Vertical dispersion of model microorganisms in horizontal shear flow

Microorganisms often swim upwards due to the cell's phototaxis, chemotaxis or geotaxis, in flow fields with vertical velocity gradients. In this study, the vertical dispersion of model microorganisms was investigated under horizontal shear conditions. A microorganism was modelled as a spherical squirmer with or without bottom-heaviness. First, the three-dimensional movement of 100 identical squirmers in a homogeneous suspension was computed by the Stokesian dynamics method. The results show that the dispersion of squirmers is strongly affected by the swimming velocity and bottom-heaviness of the cells and the shear rate of the background flow. The vertical diffusion is considerably smaller than the horizontal diffusion. Interestingly, the vertical diffusion decreases as the volume fraction and the stresslet of squirmers decrease, which is opposite of the tendency in diffusion with no background flow. Next, a continuum model of a suspension of squirmers was developed using the diffusion tensor and the drift velocity to simulate the spatial distribution of squirmers in macroscopic flow fields.
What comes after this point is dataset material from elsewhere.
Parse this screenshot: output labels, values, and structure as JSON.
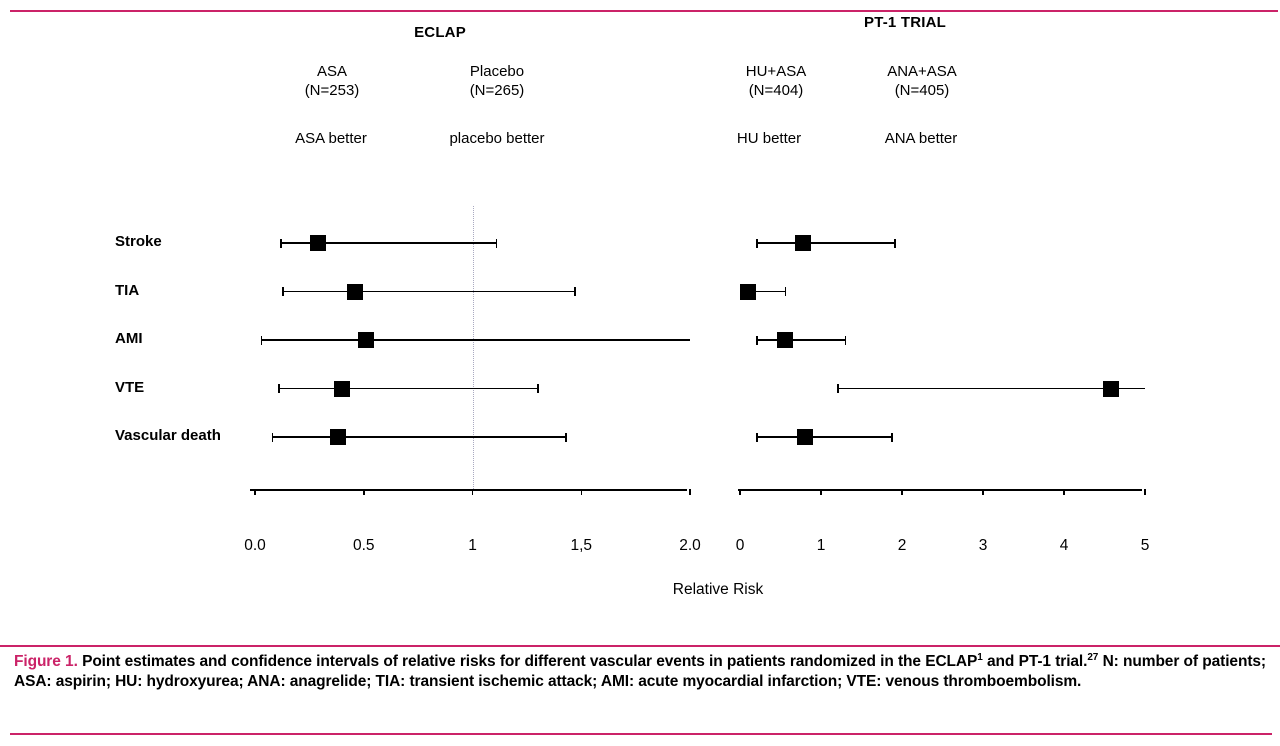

The results of the continuum model illustrate that the gyrotactic trapping found by Durham, Kessler & Stocker (Science, vol. 323, 2009, pp. 1067-1070) also appears in the present model considering cell cell hydrodynamic interactions. In the case of horizontal Poiseuille flow, the volume fraction of bottom-heavy cells in the channel becomes considerably larger than that at the inlet. These fundamental findings are helpful for understanding the distribution of microorganisms in various water regimes in nature and industry.